A Tree-Hugging Home Reaches New Heights

The location was perfect. Nestled in the woods of Los Angeles, surrounded at night by deer and coyotes, with no neighbors to speak of, this 1950s Hollywood Hills abode was the perfect California hideaway. A five-minute drive put you on Hollywood Boulevard. The western redcedar exterior looked like a cabin, but the midcentury layout felt fresh. Jack Latner had found the perfect house before he even stepped inside.


In 2009, after a year of searching, Latner bought the 1950s Val Powelson home from its third owner. He was easily sold on the property; an 800-square-foot master bedroom addition that enclosed a decades-old California sycamore tree only sweetened the deal. “I thought it was one of the coolest things I’d ever seen,” he says. In a New York Times article featuring the addition, the previous homeowner had said the tree had been there longer than both himself and the house, and for that reason it deserved to stay. Latner, a California transplant, sees this as indoor-outdoor design at its finest.
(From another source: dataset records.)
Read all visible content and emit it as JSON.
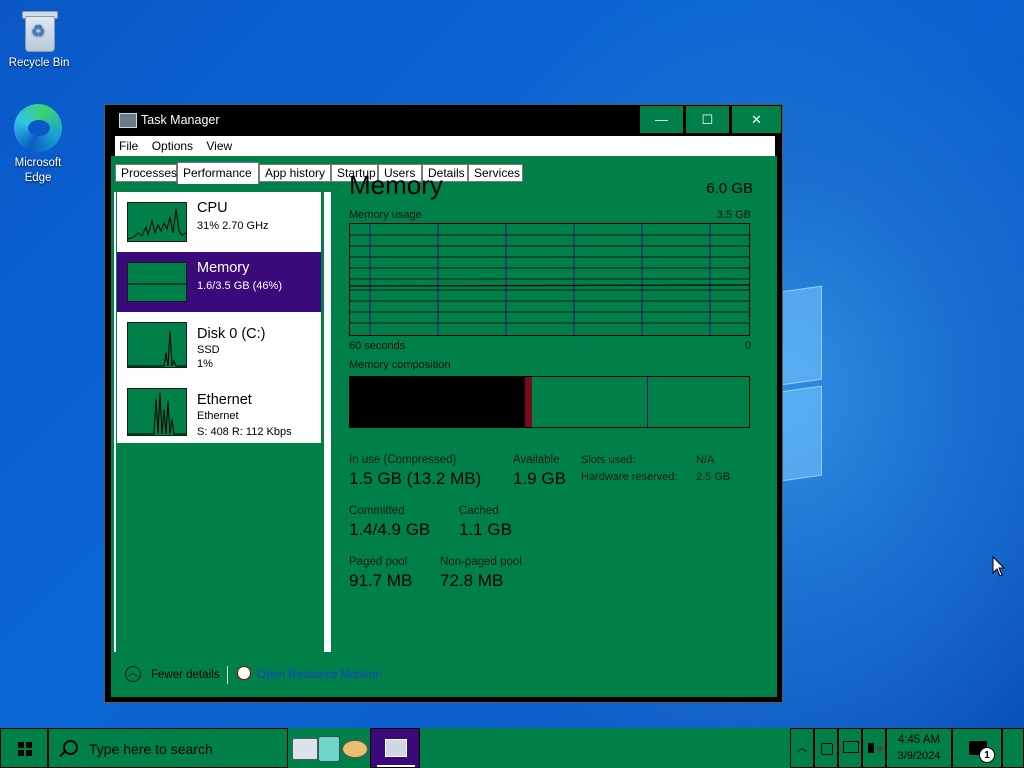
{
  "desktop": {
    "icons": [
      {
        "label": "Recycle Bin"
      },
      {
        "label_line1": "Microsoft",
        "label_line2": "Edge"
      }
    ]
  },
  "window": {
    "title": "Task Manager",
    "controls": {
      "minimize": "—",
      "maximize": "☐",
      "close": "✕"
    },
    "menu": [
      "File",
      "Options",
      "View"
    ],
    "tabs": [
      "Processes",
      "Performance",
      "App history",
      "Startup",
      "Users",
      "Details",
      "Services"
    ],
    "active_tab": "Performance"
  },
  "sidebar": {
    "items": [
      {
        "name": "CPU",
        "line1": "31% 2.70 GHz"
      },
      {
        "name": "Memory",
        "line1": "1.6/3.5 GB (46%)"
      },
      {
        "name": "Disk 0 (C:)",
        "line1": "SSD",
        "line2": "1%"
      },
      {
        "name": "Ethernet",
        "line1": "Ethernet",
        "line2": "S: 408 R: 112 Kbps"
      }
    ],
    "selected": "Memory"
  },
  "memory": {
    "title": "Memory",
    "total": "6.0 GB",
    "usage_label": "Memory usage",
    "usage_max": "3.5 GB",
    "time_left": "60 seconds",
    "time_right": "0",
    "composition_label": "Memory composition",
    "stats": {
      "in_use_label": "In use (Compressed)",
      "in_use_value": "1.5 GB (13.2 MB)",
      "available_label": "Available",
      "available_value": "1.9 GB",
      "committed_label": "Committed",
      "committed_value": "1.4/4.9 GB",
      "cached_label": "Cached",
      "cached_value": "1.1 GB",
      "paged_label": "Paged pool",
      "paged_value": "91.7 MB",
      "nonpaged_label": "Non-paged pool",
      "nonpaged_value": "72.8 MB",
      "slots_label": "Slots used:",
      "slots_value": "N/A",
      "hw_label": "Hardware reserved:",
      "hw_value": "2.5 GB"
    }
  },
  "footer": {
    "fewer_details": "Fewer details",
    "resource_monitor": "Open Resource Monitor"
  },
  "taskbar": {
    "search_placeholder": "Type here to search",
    "time": "4:45 AM",
    "date": "3/9/2024",
    "notification_count": "1"
  },
  "colors": {
    "window_bg": "#008049",
    "selected_bg": "#3b0a7a",
    "desktop": "#0a58c8"
  }
}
Most people are shocked when they see it, he says, then they ask if it’s real.



Houzz at a Glance
Who lives here: Jack Latner
Location: Los Angeles
Size: 1,300-square-foot original house; 800-square-foot first-floor addition; 700-square-foot second-floor addition.
Year completed: The original house was built in 1957; the addition was built in 2008; the renovated was completed in 2013.


Architect Aaron Neubert hired an arborist and a landscape designer to survey the tree’s health before he started building the addition for the previous homeowner in 2008. The California sycamore is a very forgiving tree, he says, and both professionals felt confident about building around it. The lush green canopy of the sycamore now extends through and above both floors of the addition.


A custom fireplace is nestled between the original house (to the right here) and the new wing (in the background) on a new bluestone patio.